Pi, o filme líquido de Ang Lee

No cinema

21.12.12

As aventuras de Pi é uma fábula sem moral, ou antes, uma fábula cuja moral é simplesmente a necessidade que temos de acreditar na ficção como meio de enfrentar a dureza e a opacidade do real. Contra essa dureza e essa opacidade, Ang Lee fez um filme líquido e translúcido. Seu elemento é a água, sua marca visual é a transparência. Até suas noites são luminosas e nítidas.

http://www.youtube.com/watch?v=dCKVBRvsX1Y

Qualquer sinopse do filme dirá que se trata da insólita viagem de um náufrago adolescente, Pi Patel (Suraj Sharma), com um tigre de Bengala num bote salva-vidas. Mas o naufrágio do navio que os deixou à deriva no mar só ocorre por volta dos 40 minutos de jogo corrido. Antes disso, temos o relato floreado da infância e adolescência de Pi na Índia, onde seu pai tinha um zoológico. E vamos combinar: aguentamos toda aquele exotismo de almanaque, a filosofia barata e a música xaroposa só para poder ver as espetaculares cenas no mar.

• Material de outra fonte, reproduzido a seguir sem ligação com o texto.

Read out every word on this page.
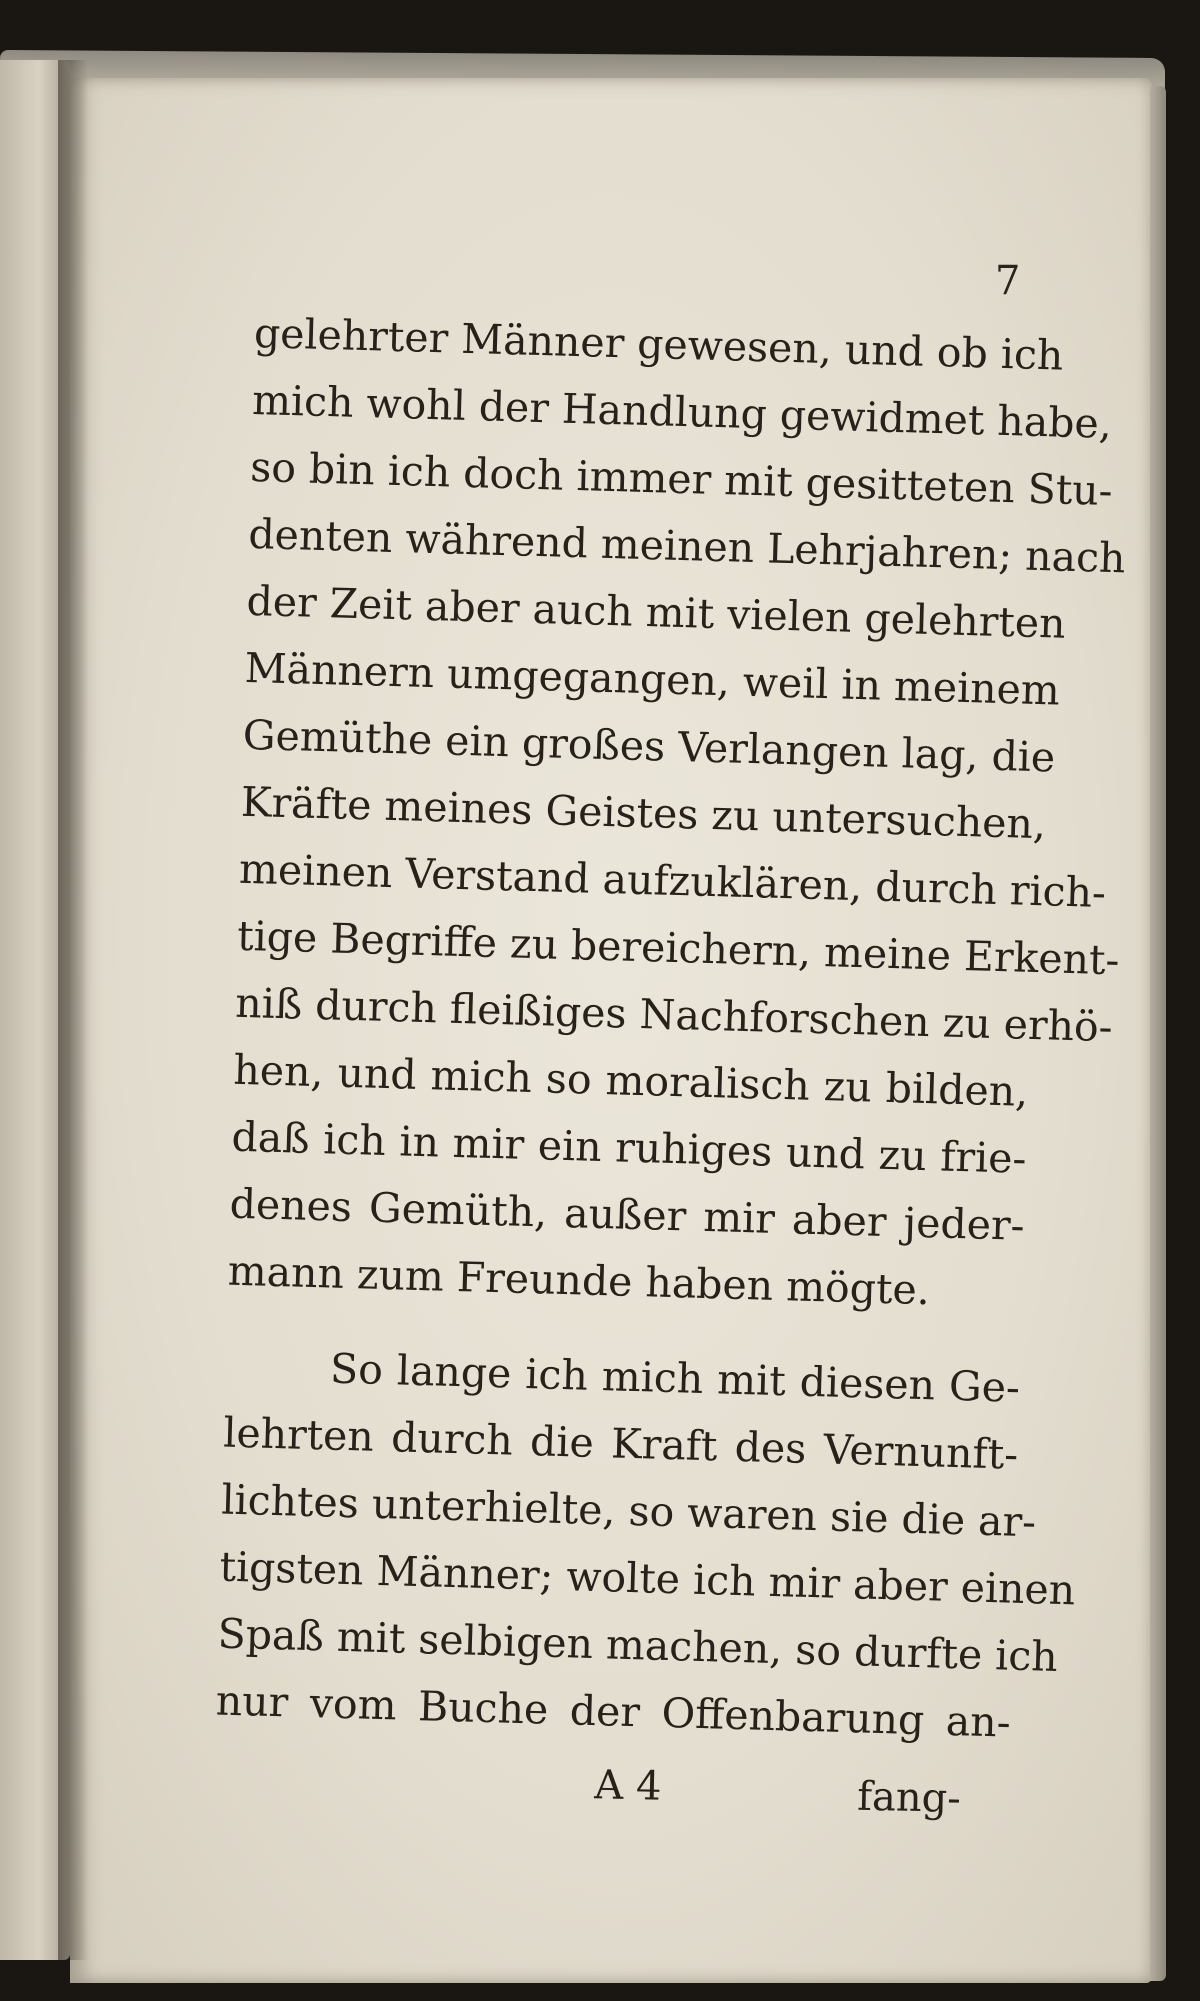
7
gelehrter Männer gewesen, und ob ich
mich wohl der Handlung gewidmet habe,
so bin ich doch immer mit gesitteten Stu-
denten während meinen Lehrjahren; nach
der Zeit aber auch mit vielen gelehrten
Männern umgegangen, weil in meinem
Gemüthe ein großes Verlangen lag, die
Kräfte meines Geistes zu untersuchen,
meinen Verstand aufzuklären, durch rich-
tige Begriffe zu bereichern, meine Erkent-
niß durch fleißiges Nachforschen zu erhö-
hen, und mich so moralisch zu bilden,
daß ich in mir ein ruhiges und zu frie-
denes Gemüth, außer mir aber jeder-
mann zum Freunde haben mögte.
So lange ich mich mit diesen Ge-
lehrten durch die Kraft des Vernunft-
lichtes unterhielte, so waren sie die ar-
tigsten Männer; wolte ich mir aber einen
Spaß mit selbigen machen, so durfte ich
nur vom Buche der Offenbarung an-
A 4	fang-
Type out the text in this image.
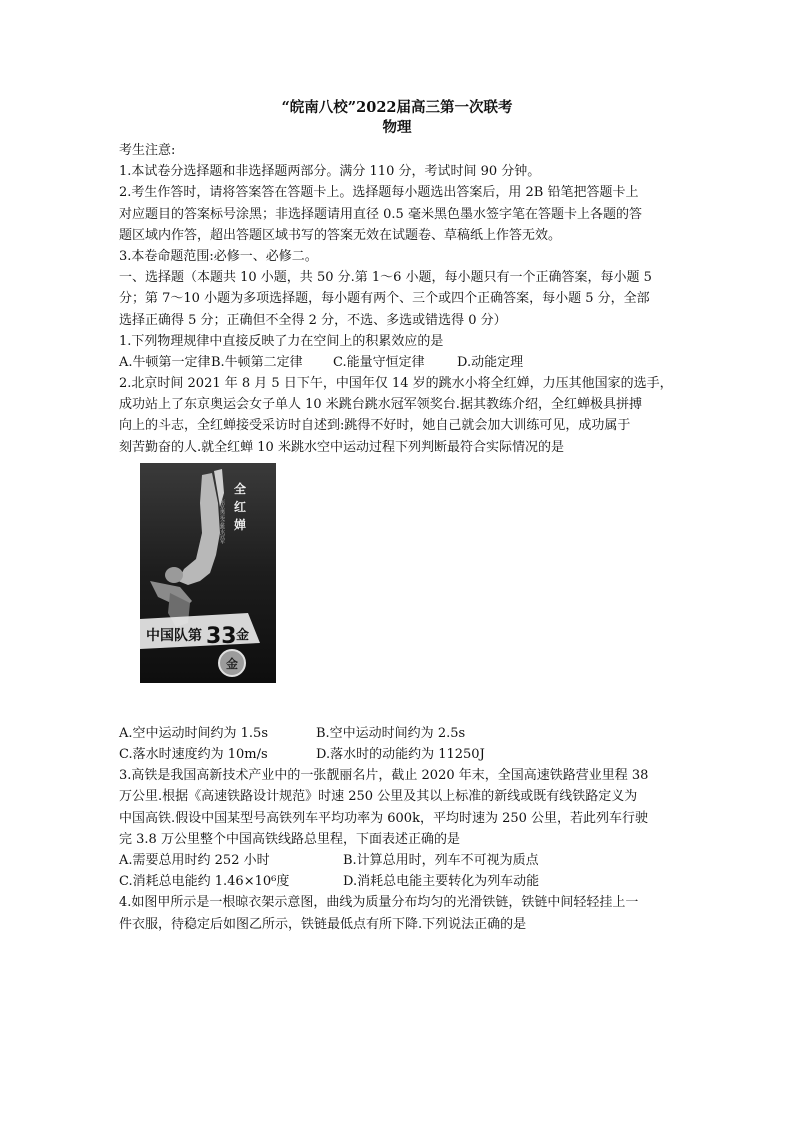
“皖南八校”2022届高三第一次联考
物理
考生注意:
1.本试卷分选择题和非选择题两部分。满分 110 分，考试时间 90 分钟。
2.考生作答时，请将答案答在答题卡上。选择题每小题选出答案后，用 2B 铅笔把答题卡上
对应题目的答案标号涂黑；非选择题请用直径 0.5 毫米黑色墨水签字笔在答题卡上各题的答
题区域内作答，超出答题区域书写的答案无效在试题卷、草稿纸上作答无效。
3.本卷命题范围:必修一、必修二。
一、选择题（本题共 10 小题，共 50 分.第 1～6 小题，每小题只有一个正确答案，每小题 5
分；第 7～10 小题为多项选择题，每小题有两个、三个或四个正确答案，每小题 5 分，全部
选择正确得 5 分；正确但不全得 2 分，不选、多选或错选得 0 分）
1.下列物理规律中直接反映了力在空间上的积累效应的是
A.牛顿第一定律 B.牛顿第二定律	C.能量守恒定律	D.动能定理
2.北京时间 2021 年 8 月 5 日下午，中国年仅 14 岁的跳水小将全红婵，力压其他国家的选手，
成功站上了东京奥运会女子单人 10 米跳台跳水冠军领奖台.据其教练介绍，全红蝉极具拼搏
向上的斗志，全红蝉接受采访时自述到:跳得不好时，她自己就会加大训练可见，成功属于
刻苦勤奋的人.就全红蝉 10 米跳水空中运动过程下列判断最符合实际情况的是
全
红
婵
东京奥运会跳水冠军
中国队第 33 金
金
A.空中运动时间约为 1.5s	B.空中运动时间约为 2.5s
C.落水时速度约为 10m/s	D.落水时的动能约为 11250J
3.高铁是我国高新技术产业中的一张靓丽名片，截止 2020 年末，全国高速铁路营业里程 38
万公里.根据《高速铁路设计规范》时速 250 公里及其以上标准的新线或既有线铁路定义为
中国高铁.假设中国某型号高铁列车平均功率为 600k，平均时速为 250 公里，若此列车行驶
完 3.8 万公里整个中国高铁线路总里程，下面表述正确的是
A.需要总用时约 252 小时	B.计算总用时，列车不可视为质点
C.消耗总电能约 1.46×10⁶度	D.消耗总电能主要转化为列车动能
4.如图甲所示是一根晾衣架示意图，曲线为质量分布均匀的光滑铁链，铁链中间轻轻挂上一
件衣服，待稳定后如图乙所示，铁链最低点有所下降.下列说法正确的是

Abolição das fronteiras lógicas

E não perdemos por esperar. As imagens aquáticas são arrebatadoras, e pouco importa que tenham sido criadas digitalmente – como, de resto, quase toda a movimentação do tigre e dos outros animais. O 3-D, no caso, serve para realçar a irrealidade desse mundo marítimo atemporal e sem pontos geográficos de referência. Em numerosas passagens, reflexos e transparências fazem com que céu e mar se confundam, numa comunhão cósmica, se não metafísica. Cinema também é isso: abolição das fronteiras lógicas, maravilha pura e simples.

O alívio, para quem viu o trailer ou leu os textos de divulgação, é constatar que não, o rapaz e o tigre não ficam amiguinhos, ao estilo Disney/Spielberg. A relação entre eles é muito mais de guerra ou jogo do que de afeto. A cena em que Pi urina no bote para marcar território e recebe de volta um poderoso jato de urina é emblemática dessa relação. Não por acaso, o instrumento de poder é o meio líquido.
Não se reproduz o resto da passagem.